Um 1980 begann in Bayern die Idee der Mehrschüssigen Luftpistole als günstige Trainingsmöglichkeit für die Olympische Schnellfeuerpistole.
Ca. um 1985 kamen dann die ersten Prototypen auf den Markt.
1991 wurde die Disziplin Mehrschüssige Luftpistole offiziell geboren. Der Bayerische Sportschützenbund führte sie auf seinen Meisterschaften durch.
Ab 1995 wurde die Disziplin dann bis zu den Deutschen Meisterschaften ausgetragen.
 
Mehrschüssige Luftpistole 10 m

Waffe: Mehrschüssige Luft- und CO2-Pistolen jeder Art Kaliber 4,5 mm (.177).
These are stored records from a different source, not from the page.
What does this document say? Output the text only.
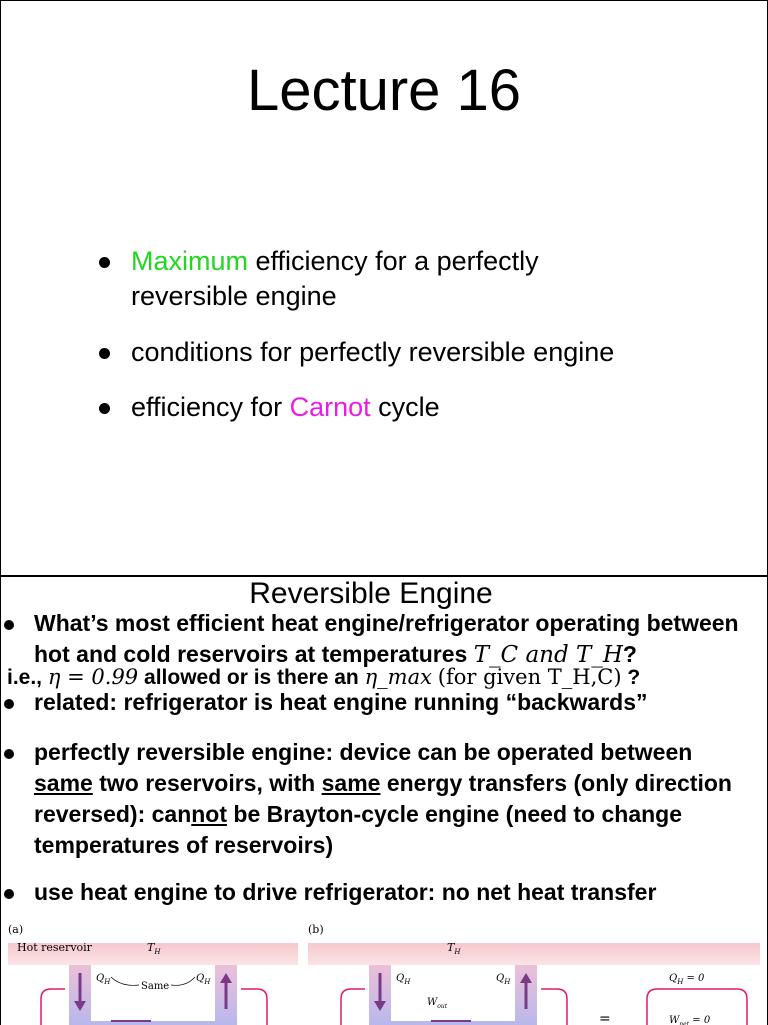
Lecture 16
Maximum efficiency for a perfectly reversible engine
conditions for perfectly reversible engine
efficiency for Carnot cycle
Reversible Engine
What’s most efficient heat engine/refrigerator operating between
hot and cold reservoirs at temperatures T_C and T_H?
i.e., η = 0.99 allowed or is there an η_max (for given T_H,C) ?
related: refrigerator is heat engine running “backwards”
perfectly reversible engine: device can be operated between same two reservoirs, with same energy transfers (only direction reversed): cannot be Brayton-cycle engine (need to change temperatures of reservoirs)
use heat engine to drive refrigerator: no net heat transfer
(a)
Hot reservoir	$T_H$
$Q_H$	$Q_H$
Same
(b)
$T_H$
$Q_H$	$Q_H$
$W_{out}$
=
$Q_H = 0$
$W_{net} = 0$
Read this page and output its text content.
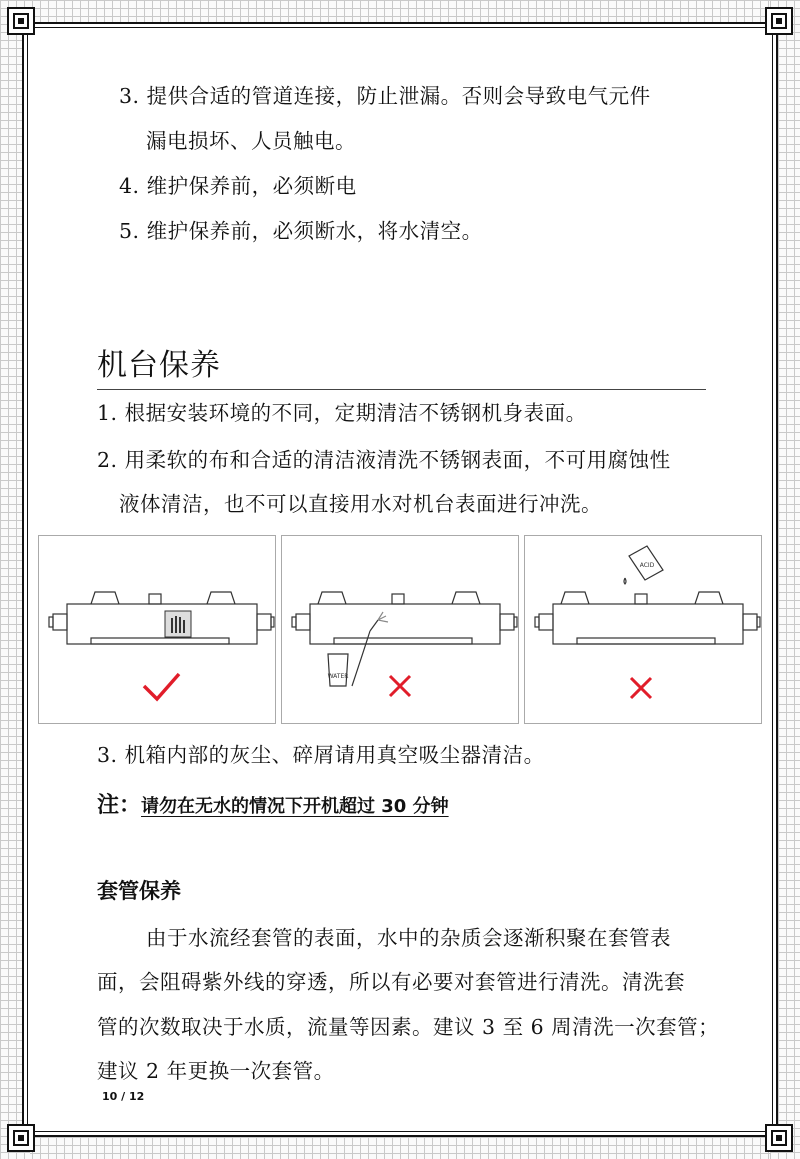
3. 提供合适的管道连接，防止泄漏。否则会导致电气元件
漏电损坏、人员触电。
4. 维护保养前，必须断电
5. 维护保养前，必须断水，将水清空。
机台保养
1. 根据安装环境的不同，定期清洁不锈钢机身表面。
2. 用柔软的布和合适的清洁液清洗不锈钢表面，不可用腐蚀性
液体清洁，也不可以直接用水对机台表面进行冲洗。
WATER
ACID
3. 机箱内部的灰尘、碎屑请用真空吸尘器清洁。
注：请勿在无水的情况下开机超过 30 分钟
套管保养
由于水流经套管的表面，水中的杂质会逐渐积聚在套管表
面，会阻碍紫外线的穿透，所以有必要对套管进行清洗。清洗套
管的次数取决于水质，流量等因素。建议 3 至 6 周清洗一次套管；
建议 2 年更换一次套管。
10 / 12
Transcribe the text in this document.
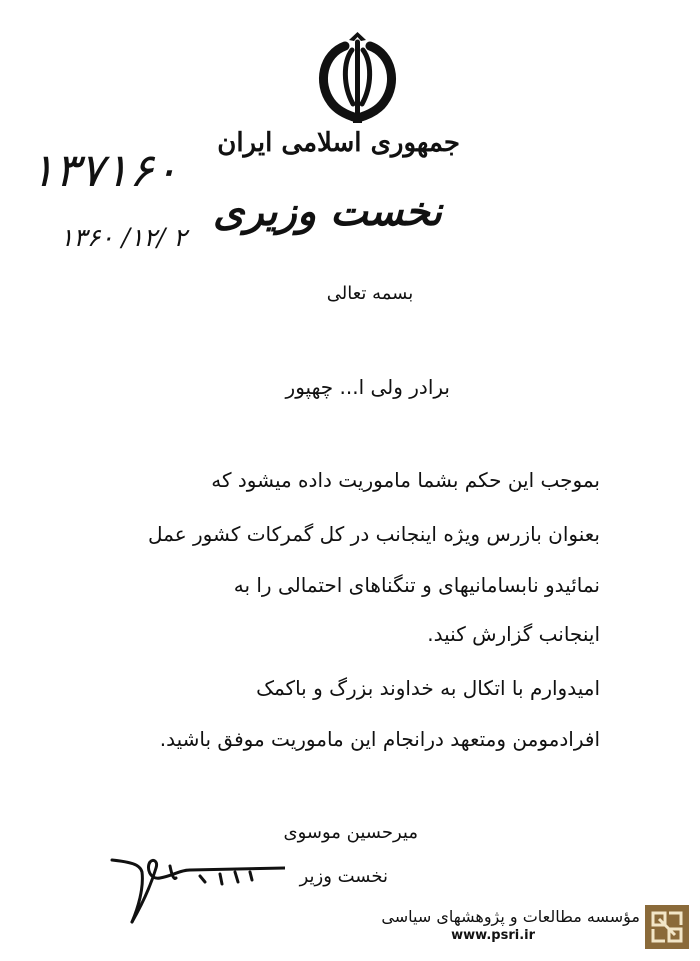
جمهوری اسلامی ایران
نخست وزیری
۱۳۷۱۶۰
۱۳۶۰ /۱۲/ ۲
بسمه تعالی
برادر ولی ا... چهپور
بموجب این حکم بشما ماموریت داده میشود که
بعنوان بازرس ویژه اینجانب در کل گمرکات کشور عمل
نمائیدو نابسامانیهای و تنگناهای احتمالی را به
اینجانب گزارش کنید.
امیدوارم با اتکال به خداوند بزرگ و باکمک
افرادمومن ومتعهد درانجام این ماموریت موفق باشید.
میرحسین موسوی
نخست وزیر
مؤسسه مطالعات و پژوهشهای سیاسی
www.psri.ir
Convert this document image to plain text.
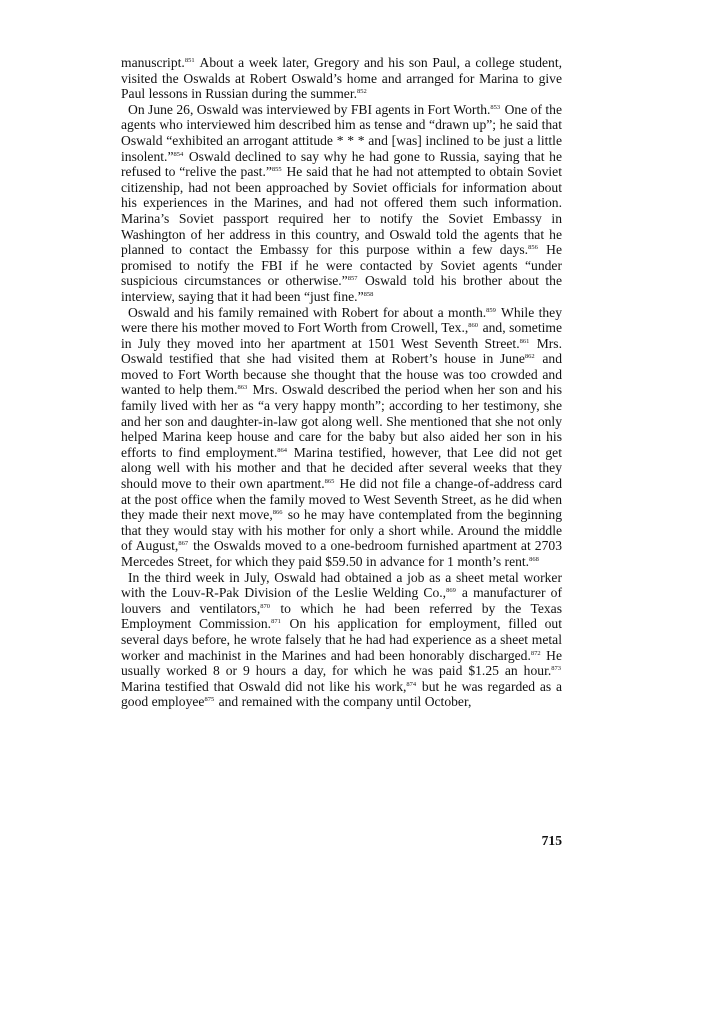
manuscript.$^{851}$ About a week later, Gregory and his son Paul, a college student, visited the Oswalds at Robert Oswald’s home and arranged for Marina to give Paul lessons in Russian during the summer.$^{852}$

On June 26, Oswald was interviewed by FBI agents in Fort Worth.$^{853}$ One of the agents who interviewed him described him as tense and “drawn up”; he said that Oswald “exhibited an arrogant attitude * * * and [was] inclined to be just a little insolent.”$^{854}$ Oswald declined to say why he had gone to Russia, saying that he refused to “relive the past.”$^{855}$ He said that he had not attempted to obtain Soviet citizenship, had not been approached by Soviet officials for information about his experiences in the Marines, and had not offered them such information. Marina’s Soviet passport required her to notify the Soviet Embassy in Washington of her address in this country, and Oswald told the agents that he planned to contact the Embassy for this purpose within a few days.$^{856}$ He promised to notify the FBI if he were contacted by Soviet agents “under suspicious circumstances or otherwise.”$^{857}$ Oswald told his brother about the interview, saying that it had been “just fine.”$^{858}$

Oswald and his family remained with Robert for about a month.$^{859}$ While they were there his mother moved to Fort Worth from Crowell, Tex.,$^{860}$ and, sometime in July they moved into her apartment at 1501 West Seventh Street.$^{861}$ Mrs. Oswald testified that she had visited them at Robert’s house in June$^{862}$ and moved to Fort Worth because she thought that the house was too crowded and wanted to help them.$^{863}$ Mrs. Oswald described the period when her son and his family lived with her as “a very happy month”; according to her testimony, she and her son and daughter-in-law got along well. She mentioned that she not only helped Marina keep house and care for the baby but also aided her son in his efforts to find employment.$^{864}$ Marina testified, however, that Lee did not get along well with his mother and that he decided after several weeks that they should move to their own apartment.$^{865}$ He did not file a change-of-address card at the post office when the family moved to West Seventh Street, as he did when they made their next move,$^{866}$ so he may have contemplated from the beginning that they would stay with his mother for only a short while. Around the middle of August,$^{867}$ the Oswalds moved to a one-bedroom furnished apartment at 2703 Mercedes Street, for which they paid $59.50 in advance for 1 month’s rent.$^{868}$

In the third week in July, Oswald had obtained a job as a sheet metal worker with the Louv-R-Pak Division of the Leslie Welding Co.,$^{869}$ a manufacturer of louvers and ventilators,$^{870}$ to which he had been referred by the Texas Employment Commission.$^{871}$ On his application for employment, filled out several days before, he wrote falsely that he had had experience as a sheet metal worker and machinist in the Marines and had been honorably discharged.$^{872}$ He usually worked 8 or 9 hours a day, for which he was paid $1.25 an hour.$^{873}$ Marina testified that Oswald did not like his work,$^{874}$ but he was regarded as a good employee$^{875}$ and remained with the company until October,

715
Die äußeren Maße dürfen 200 mm Höhe, 420 mm Länge und 50 mm Breite nicht überschreiten. Gewicht maximal 1,5 kg Abzugsgewicht frei.

Munition: Handelsübliche Geschosse beliebiger Form im Kaliber von maximal 4,5 mm.
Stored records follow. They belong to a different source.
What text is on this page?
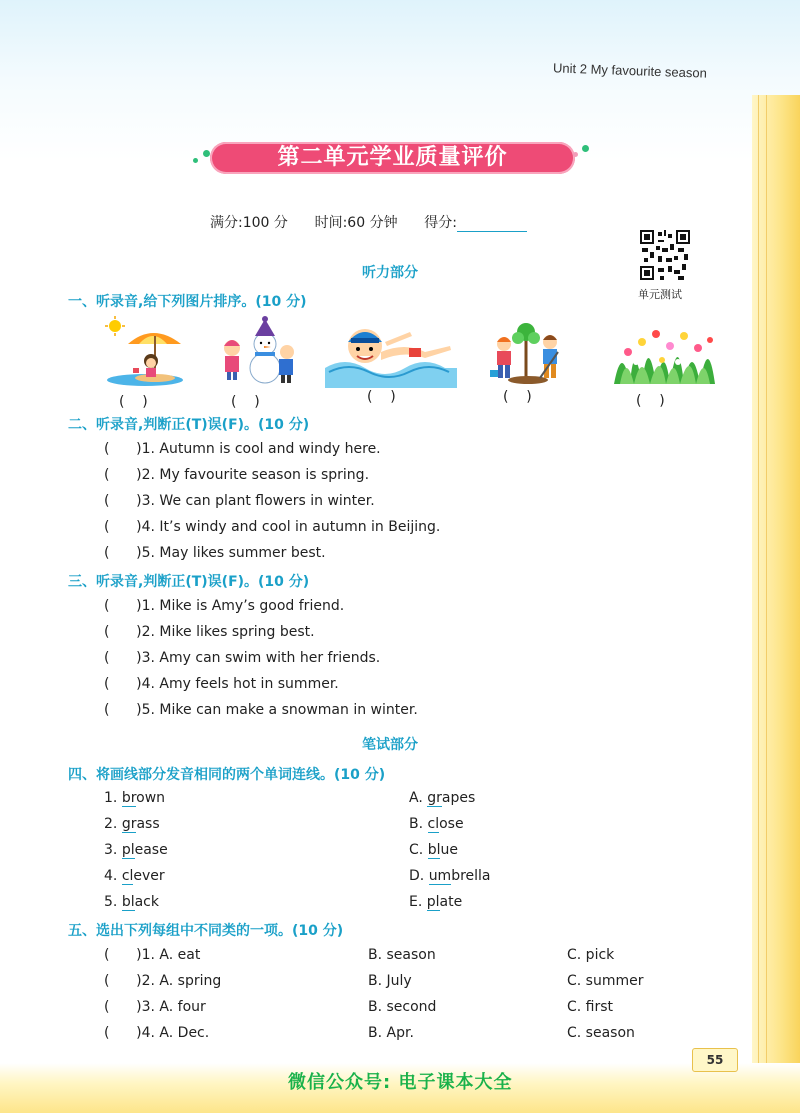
Unit 2 My favourite season
第二单元学业质量评价
满分:100 分 时间:60 分钟 得分:
单元测试
听力部分
一、听录音,给下列图片排序。(10 分)
(    )	(    )	(    )	(    )	(    )
二、听录音,判断正(T)误(F)。(10 分)
(      )1. Autumn is cool and windy here.
(      )2. My favourite season is spring.
(      )3. We can plant flowers in winter.
(      )4. It’s windy and cool in autumn in Beijing.
(      )5. May likes summer best.
三、听录音,判断正(T)误(F)。(10 分)
(      )1. Mike is Amy’s good friend.
(      )2. Mike likes spring best.
(      )3. Amy can swim with her friends.
(      )4. Amy feels hot in summer.
(      )5. Mike can make a snowman in winter.
笔试部分
四、将画线部分发音相同的两个单词连线。(10 分)
1. brown
2. grass
3. please
4. clever
5. black
A. grapes
B. close
C. blue
D. umbrella
E. plate
五、选出下列每组中不同类的一项。(10 分)
(      )1. A. eat	B. season	C. pick
(      )2. A. spring	B. July	C. summer
(      )3. A. four	B. second	C. first
(      )4. A. Dec.	B. Apr.	C. season
55
微信公众号: 电子课本大全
Scheiben: Es wird auf 5 nebeneinander befindliche Klappscheiben geschossen. Die Scheibenmittelpunkte müssen sich auf gleicher Höhe befinden und einen Abstand von 300 mm ± 1 mm haben. Der Rand der Scheibenanlage muss mindestens 85 mm von den Scheibenzentren entfernt sein. Die Scheibenanlage ist rechteckig.
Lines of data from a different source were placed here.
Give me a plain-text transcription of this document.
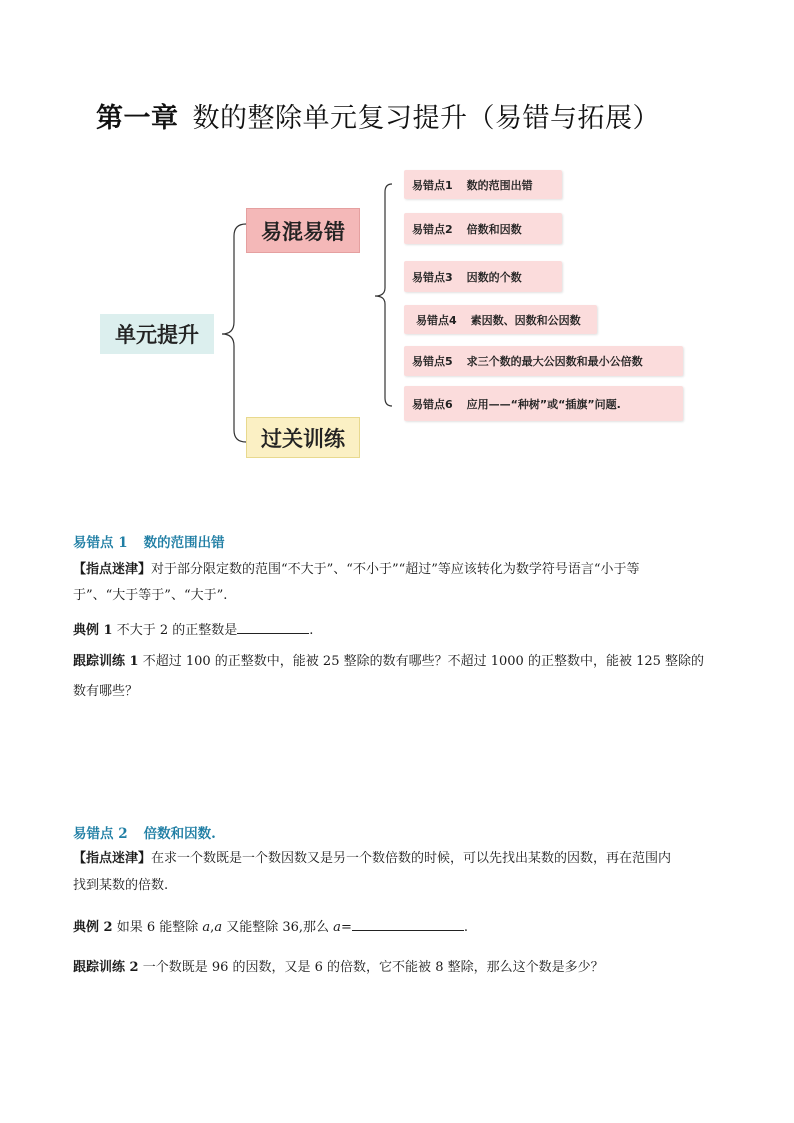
第一章 数的整除单元复习提升（易错与拓展）
单元提升
易混易错
过关训练
易错点1 数的范围出错
易错点2 倍数和因数
易错点3 因数的个数
易错点4 素因数、因数和公因数
易错点5 求三个数的最大公因数和最小公倍数
易错点6 应用——“种树”或“插旗”问题.
易错点 1 数的范围出错
【指点迷津】对于部分限定数的范围“不大于”、“不小于”“超过”等应该转化为数学符号语言“小于等
于”、“大于等于”、“大于”.
典例 1 不大于 2 的正整数是	.
跟踪训练 1 不超过 100 的正整数中，能被 25 整除的数有哪些？不超过 1000 的正整数中，能被 125 整除的
数有哪些？
易错点 2 倍数和因数.
【指点迷津】在求一个数既是一个数因数又是另一个数倍数的时候，可以先找出某数的因数，再在范围内
找到某数的倍数.
典例 2 如果 6 能整除 a,a 又能整除 36,那么 a=	.
跟踪训练 2 一个数既是 96 的因数，又是 6 的倍数，它不能被 8 整除，那么这个数是多少？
Die Klappscheibengrößen ergeben sich aus den Durchmessern der Blendenöffnungen. Nachwuchsbereich: 59,5 mm, Erwachsenenbereich: 40,0 mm.

Entfernung: 10 m.

Anschlag: Stehend freihändig (Fertighaltung).*

Programm: Ein 30-Schuss-Durchgang besteht aus 6 Serien in je 10 Sekunden. Ein 60-Schuss-Durchgang besteht aus 12 Serien in je 10 Sekunden. Jede Serie besteht aus 5 Schüssen auf 5 Klappscheiben (s. regel 2.16 SpO).

 
* Fertighaltung: Fertighaltung für die Wettbewerbe Olympische Schnellfeuerpistole, Sportpistole Duell / Zentralfeuerduell und Standardpistole (20 und 10 Sekunden).
Der Schütze senkt den Arm um mindesten 45 Grad aus der Waagerechten.
In dieser Haltung erwartet der Schütze das Zudrehen der Scheiben oder das Signal zum Schießen, ohne den Arm zu beugen oder zu bewegen.
In dem Augenblick, in dem sich die Scheibe zu drehen beginnt, darf der Schütze die Pistole bewegen.